One week later, the three surviving friends entered the West Bank at night disguised as refugees. They reached the camp in question without incident and entered without so much as a question; it was not a place into which people had much reason to sneak.
Pots, pans, and other paraphernalia hung from their backpacks, clacking together as they moved purposefully through the darkness. To those Palestinians who saw them, the three friends appeared to be headed for the tent or shanty of a relative. Displaced persons arrived regularly almost every day, after all.

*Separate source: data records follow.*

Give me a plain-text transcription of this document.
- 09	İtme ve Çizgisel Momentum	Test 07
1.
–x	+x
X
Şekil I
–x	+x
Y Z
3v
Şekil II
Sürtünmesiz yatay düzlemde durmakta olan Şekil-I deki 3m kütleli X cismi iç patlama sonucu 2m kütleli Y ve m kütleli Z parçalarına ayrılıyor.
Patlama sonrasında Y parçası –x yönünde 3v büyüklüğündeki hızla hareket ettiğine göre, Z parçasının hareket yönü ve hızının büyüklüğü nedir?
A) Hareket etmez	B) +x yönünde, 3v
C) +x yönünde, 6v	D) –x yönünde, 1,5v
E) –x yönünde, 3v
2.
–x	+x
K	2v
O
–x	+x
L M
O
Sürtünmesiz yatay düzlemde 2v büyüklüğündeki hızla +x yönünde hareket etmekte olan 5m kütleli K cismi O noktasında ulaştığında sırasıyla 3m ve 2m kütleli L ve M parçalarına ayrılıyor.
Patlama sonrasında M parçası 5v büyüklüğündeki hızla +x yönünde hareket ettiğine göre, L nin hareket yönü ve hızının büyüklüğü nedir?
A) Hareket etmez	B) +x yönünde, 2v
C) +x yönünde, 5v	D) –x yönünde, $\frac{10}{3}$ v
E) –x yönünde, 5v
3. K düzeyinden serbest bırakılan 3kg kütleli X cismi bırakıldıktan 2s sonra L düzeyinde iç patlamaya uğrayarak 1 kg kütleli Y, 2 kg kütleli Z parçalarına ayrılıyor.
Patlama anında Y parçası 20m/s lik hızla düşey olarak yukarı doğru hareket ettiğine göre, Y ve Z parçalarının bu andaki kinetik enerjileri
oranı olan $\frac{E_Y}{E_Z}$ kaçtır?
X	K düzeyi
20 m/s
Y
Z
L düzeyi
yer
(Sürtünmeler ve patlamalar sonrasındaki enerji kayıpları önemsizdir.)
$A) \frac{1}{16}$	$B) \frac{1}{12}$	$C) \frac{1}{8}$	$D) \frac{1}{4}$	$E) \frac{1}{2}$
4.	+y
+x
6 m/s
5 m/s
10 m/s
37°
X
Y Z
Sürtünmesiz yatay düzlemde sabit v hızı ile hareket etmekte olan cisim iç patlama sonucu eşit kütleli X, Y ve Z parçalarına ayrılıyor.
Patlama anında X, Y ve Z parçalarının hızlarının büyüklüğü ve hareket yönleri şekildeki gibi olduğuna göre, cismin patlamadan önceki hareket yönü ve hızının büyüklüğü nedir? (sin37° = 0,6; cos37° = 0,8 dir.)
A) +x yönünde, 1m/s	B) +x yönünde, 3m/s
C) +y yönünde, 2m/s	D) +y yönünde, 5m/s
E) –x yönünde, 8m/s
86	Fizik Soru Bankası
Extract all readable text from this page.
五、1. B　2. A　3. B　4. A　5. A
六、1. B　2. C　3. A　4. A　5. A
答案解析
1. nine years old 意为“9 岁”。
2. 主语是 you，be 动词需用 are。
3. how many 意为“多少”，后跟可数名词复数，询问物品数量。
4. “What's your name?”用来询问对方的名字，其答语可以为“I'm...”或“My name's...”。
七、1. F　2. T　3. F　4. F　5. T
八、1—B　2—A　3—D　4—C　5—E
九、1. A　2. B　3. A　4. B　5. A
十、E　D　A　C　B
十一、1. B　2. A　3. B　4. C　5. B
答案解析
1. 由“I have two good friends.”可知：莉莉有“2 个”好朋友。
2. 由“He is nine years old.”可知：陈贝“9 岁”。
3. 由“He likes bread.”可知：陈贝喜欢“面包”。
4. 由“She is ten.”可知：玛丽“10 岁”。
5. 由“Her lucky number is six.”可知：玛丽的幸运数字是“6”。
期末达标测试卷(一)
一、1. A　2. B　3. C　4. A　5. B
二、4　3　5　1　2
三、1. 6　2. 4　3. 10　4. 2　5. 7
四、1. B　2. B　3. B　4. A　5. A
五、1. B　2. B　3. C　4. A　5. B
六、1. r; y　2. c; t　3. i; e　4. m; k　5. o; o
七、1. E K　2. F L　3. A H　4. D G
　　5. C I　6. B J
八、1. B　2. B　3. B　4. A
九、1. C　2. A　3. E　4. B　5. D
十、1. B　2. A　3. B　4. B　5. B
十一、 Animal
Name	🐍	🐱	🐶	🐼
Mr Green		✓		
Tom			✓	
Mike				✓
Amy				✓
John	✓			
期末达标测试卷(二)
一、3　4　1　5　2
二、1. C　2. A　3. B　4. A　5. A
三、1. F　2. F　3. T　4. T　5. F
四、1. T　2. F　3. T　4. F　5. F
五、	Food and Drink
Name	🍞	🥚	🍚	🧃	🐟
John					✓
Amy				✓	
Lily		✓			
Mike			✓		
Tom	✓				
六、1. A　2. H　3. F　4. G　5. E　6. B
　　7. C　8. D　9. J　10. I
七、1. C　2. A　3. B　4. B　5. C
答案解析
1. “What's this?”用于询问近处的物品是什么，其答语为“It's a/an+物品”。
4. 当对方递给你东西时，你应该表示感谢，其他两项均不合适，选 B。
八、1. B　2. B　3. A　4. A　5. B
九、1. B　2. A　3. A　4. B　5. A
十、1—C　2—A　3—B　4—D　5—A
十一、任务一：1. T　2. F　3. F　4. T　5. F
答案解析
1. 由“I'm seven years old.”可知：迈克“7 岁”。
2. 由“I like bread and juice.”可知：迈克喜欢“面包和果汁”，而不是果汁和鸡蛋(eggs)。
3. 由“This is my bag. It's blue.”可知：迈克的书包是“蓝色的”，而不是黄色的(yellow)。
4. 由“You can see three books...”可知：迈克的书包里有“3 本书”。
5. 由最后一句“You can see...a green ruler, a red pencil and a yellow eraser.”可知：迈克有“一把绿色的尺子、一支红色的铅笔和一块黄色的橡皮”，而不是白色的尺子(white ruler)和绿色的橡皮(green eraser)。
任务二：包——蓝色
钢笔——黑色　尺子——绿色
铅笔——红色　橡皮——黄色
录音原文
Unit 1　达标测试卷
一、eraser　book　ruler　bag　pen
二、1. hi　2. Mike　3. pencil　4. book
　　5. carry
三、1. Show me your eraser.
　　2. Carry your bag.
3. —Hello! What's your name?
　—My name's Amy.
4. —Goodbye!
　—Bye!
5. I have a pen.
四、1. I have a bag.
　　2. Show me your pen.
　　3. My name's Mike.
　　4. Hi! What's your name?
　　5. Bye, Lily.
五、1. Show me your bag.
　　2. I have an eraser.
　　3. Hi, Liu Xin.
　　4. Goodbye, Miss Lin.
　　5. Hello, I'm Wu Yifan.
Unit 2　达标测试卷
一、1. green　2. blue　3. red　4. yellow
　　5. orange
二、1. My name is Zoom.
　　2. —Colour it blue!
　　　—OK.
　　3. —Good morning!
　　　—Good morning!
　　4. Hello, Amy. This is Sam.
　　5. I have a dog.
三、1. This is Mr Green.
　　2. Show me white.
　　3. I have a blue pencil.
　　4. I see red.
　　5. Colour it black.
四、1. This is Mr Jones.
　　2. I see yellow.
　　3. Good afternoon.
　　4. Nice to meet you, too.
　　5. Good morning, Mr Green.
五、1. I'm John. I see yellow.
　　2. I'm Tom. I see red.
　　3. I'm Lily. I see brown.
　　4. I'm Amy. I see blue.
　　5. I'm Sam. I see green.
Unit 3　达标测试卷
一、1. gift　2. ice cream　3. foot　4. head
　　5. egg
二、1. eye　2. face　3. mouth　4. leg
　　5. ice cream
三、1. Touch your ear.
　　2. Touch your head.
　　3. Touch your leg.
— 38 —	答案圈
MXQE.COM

Inside their three backpacks, though, were crude homemade bombs David Wollchensky had learned to make in the Haganah. Just chopped-up glass and nails mixed in putty affixed to one or two sticks of dynamite. The fuses were the only tricky part. Timer detonation was not something Wollchensky had mastered, which meant lighting the fuses manually. This would make synchronizing the explosions difficult and escape, perhaps, even more so.
But Wollchensky had com
e up with the idea of placing a lit, filterless cigarette against the fuse. Once it burned down to the end, its flame would ignite the fuse. David had tested it ten times before that night and it had worked each time. Four minutes for the cigarette to burn down, another one for the lit fuse to work its way to the dynamite. That meant the explosions would commence five minutes after they began setting their bombs and continue to crack off sporadically over the next four. This left only one minute for the three friends to begin their escape. They intended to use the utter chaos that would follow the initial blasts to make good their flight.